Good figures that portend bad news

四月 21, 1995

Gareth Williams decodes the latest OECD education statistics which hint at UK higher education cuts

According to a news release from David Blunkett the latest volume of Organisation for Economic Co-operation and Development education statistics shows that "Britain is bottom of the class when it comes to education" while a press release from the Department for Education on the same document claims that the "United Kingdom tops Germany and Japan for education investment". Both are right: so long as you realise that Blunkett is concerned about nursery education while the DFE is drawing attention to the proportion of our (low) public expenditure that goes to education.

The two important things to remember about information published by international organisations are first that they are inevitably out of date and second that no matter how technically competent and dispassionate the statisticians, and the OECD is better endowed than most in this respect, they are ultimately dependent on figures supplied by national authorities.

The OECD statistics show what national governments want to show. If the UK appears to be low on a particular indicator, as it is on nursery education, we may surmise that this is preparing the ground for it to have greater political priority. If on the other hand we are apparently doing well, as we are on some of the higher education indicators, in particular expenditure per university student which is the highest in Europe, we may expect to see Treasury ministers use the figures as an excuse for cuts.
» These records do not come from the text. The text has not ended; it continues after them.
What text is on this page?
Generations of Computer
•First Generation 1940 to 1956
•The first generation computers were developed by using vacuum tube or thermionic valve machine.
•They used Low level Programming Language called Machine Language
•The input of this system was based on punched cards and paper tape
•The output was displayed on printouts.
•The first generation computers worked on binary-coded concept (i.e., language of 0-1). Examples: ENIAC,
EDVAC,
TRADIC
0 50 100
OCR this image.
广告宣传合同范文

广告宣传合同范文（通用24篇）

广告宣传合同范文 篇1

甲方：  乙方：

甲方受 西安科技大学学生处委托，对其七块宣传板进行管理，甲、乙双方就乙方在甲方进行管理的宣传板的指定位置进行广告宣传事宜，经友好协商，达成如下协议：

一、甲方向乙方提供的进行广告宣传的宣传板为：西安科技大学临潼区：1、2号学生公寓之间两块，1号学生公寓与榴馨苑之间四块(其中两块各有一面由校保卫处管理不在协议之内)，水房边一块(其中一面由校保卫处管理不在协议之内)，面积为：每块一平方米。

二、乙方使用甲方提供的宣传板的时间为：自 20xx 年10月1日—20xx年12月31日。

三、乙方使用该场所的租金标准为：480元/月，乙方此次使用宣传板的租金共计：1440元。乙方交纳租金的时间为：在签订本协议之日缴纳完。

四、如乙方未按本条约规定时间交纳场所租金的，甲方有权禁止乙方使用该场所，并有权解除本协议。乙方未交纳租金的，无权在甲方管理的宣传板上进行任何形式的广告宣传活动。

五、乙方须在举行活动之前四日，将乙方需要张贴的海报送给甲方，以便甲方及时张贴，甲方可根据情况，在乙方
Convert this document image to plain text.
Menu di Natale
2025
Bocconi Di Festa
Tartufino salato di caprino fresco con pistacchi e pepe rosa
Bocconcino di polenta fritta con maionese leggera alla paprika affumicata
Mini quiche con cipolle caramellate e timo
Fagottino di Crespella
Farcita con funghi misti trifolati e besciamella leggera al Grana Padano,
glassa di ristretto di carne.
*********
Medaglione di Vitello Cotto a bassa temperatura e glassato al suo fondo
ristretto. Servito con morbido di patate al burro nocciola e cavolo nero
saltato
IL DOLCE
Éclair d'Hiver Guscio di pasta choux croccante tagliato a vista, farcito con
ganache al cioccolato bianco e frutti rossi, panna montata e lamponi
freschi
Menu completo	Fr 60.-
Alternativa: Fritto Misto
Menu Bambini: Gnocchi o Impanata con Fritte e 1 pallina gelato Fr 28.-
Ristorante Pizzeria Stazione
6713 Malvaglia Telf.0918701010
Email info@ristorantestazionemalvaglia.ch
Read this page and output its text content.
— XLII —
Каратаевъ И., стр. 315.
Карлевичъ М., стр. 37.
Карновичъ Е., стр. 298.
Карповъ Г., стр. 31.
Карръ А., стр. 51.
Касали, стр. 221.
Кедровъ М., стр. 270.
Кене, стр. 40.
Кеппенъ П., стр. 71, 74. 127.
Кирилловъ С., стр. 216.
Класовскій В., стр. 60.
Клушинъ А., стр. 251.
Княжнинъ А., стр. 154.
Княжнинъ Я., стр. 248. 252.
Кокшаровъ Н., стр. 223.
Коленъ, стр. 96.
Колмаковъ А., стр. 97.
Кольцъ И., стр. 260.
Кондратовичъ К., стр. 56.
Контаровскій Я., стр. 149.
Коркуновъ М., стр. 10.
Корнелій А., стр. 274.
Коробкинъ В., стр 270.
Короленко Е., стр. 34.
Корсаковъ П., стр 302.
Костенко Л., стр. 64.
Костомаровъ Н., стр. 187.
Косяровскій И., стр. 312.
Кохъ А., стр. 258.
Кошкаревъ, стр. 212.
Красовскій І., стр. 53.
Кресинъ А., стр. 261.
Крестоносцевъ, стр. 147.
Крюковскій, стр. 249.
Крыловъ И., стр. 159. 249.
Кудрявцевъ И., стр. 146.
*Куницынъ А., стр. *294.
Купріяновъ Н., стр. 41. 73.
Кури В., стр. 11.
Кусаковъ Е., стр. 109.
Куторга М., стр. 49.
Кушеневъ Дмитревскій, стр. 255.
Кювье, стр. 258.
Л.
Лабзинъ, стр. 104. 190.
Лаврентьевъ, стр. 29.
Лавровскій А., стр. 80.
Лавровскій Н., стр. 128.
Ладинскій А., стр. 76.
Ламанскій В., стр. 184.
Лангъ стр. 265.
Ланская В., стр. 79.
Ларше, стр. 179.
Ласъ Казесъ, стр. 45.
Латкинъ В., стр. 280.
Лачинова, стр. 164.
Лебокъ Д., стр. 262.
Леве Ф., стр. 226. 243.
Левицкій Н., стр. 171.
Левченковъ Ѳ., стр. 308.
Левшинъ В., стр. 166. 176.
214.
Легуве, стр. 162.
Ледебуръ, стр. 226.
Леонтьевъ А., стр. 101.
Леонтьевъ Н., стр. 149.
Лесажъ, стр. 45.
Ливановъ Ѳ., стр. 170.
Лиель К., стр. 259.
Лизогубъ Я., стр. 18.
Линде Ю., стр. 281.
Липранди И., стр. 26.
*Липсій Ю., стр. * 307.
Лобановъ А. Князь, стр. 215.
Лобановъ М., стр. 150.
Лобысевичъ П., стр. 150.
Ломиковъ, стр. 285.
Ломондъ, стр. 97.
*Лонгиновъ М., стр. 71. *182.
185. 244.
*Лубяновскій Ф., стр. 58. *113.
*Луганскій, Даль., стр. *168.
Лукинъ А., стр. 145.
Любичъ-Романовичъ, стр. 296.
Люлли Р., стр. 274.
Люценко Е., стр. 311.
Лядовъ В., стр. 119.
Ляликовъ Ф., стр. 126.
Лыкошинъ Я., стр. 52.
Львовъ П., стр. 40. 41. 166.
Such reservations apart, the OECD is to be congratulated on this third volume of comparative international indicators of education performance. It is the biggest and best yet and is certainly the most comprehensive and the best quality set of international indicators available.

A new table this year shows the education location of young people from the age of 17 to 24. Britain's performance here is lamentable: lowest in OECD, apart from Turkey, in the percentage of 17, 18, 19, 20, 21 and 22-year-olds experiencing full-time education: only Switzerland and New Zealand have lower percentages entering higher education, though the figure of 36 per cent does not lag quite so far behind as in earlier years. Most OECD countries have achieved mass higher education, though whether the university is doing more than serving as a parking lot for young people who would otherwise be unemployed is not revealed by the statistics.

The policy question arising in much of the OECD area is what lies beyond. The good news for Britain is that her output of bachelor degrees remains among the highest in Europe, surpassed only by Norway and Denmark. What may be a less satisfactory omen for the future, is that the number of young Britons obtaining degrees at masters level is well below most of our major competitors in Europe.

The picture is complicated by the fact that in many of them the masters degree is the first real university qualification. The crunch will come if European employers begin to ask questions about whether our mass-produced bachelors degree is really equivalent to qualifications at masters level and above, produced by universities in France, Germany, Netherlands, Belgium, Italy and Spain. It is a pity that it has not yet been possible to compile a table showing doctorate-level qualifications.

Another useful innovation is comparative figures of participa- tion in continuing education and training by adults. In most of the countries for which information is available between a third and a half of all employed adults took part in some training during a 12-month period in the early 1990s.

Unfortunately, the UK collected its figures on a different basis from most other countries so, apart from saying that it did better than Spain and Ireland but less well than Denmark, it is impossible to compare the UK with her OECD partners on this increasingly important indicator. In all OECD countries' higher education remains a worthwhile private investment. Male British graduates earn 70 per cent more than secondary school-leavers: in other countries the difference ranges from 18 to 80 per cent.

With a number of important exceptions (France and the Scandinavian countries) the relative benefits of higher education are greater for women than for men. In Britain the average earnings of women with degrees in 1992 was more than twice as much as those with secondary education qualifications only. This may help to explain the rapid expansion of women's enrolments. Graduates are also less likely to be unemployed: less than 6 per cent in 1992 compared with more than 14 per cent for those who left school at the earliest opportunity.

The pattern is similar in nearly all countries but the biggest differential of all was in Britain where less than 4 per cent of graduates were unemployed compared with 21 per cent of early school leavers.

A useful new feature is the annotated organisation charts of national education systems. It is a pity the compilers were not able to draw the diagrams to scale. At present they rather exaggerate how well the UK is doing in the masters and doctoral degrees league and they make further education look like the dominant post-18 sector.

Gareth Williams is head of the centre for higher education studies at the Institute of Education, London.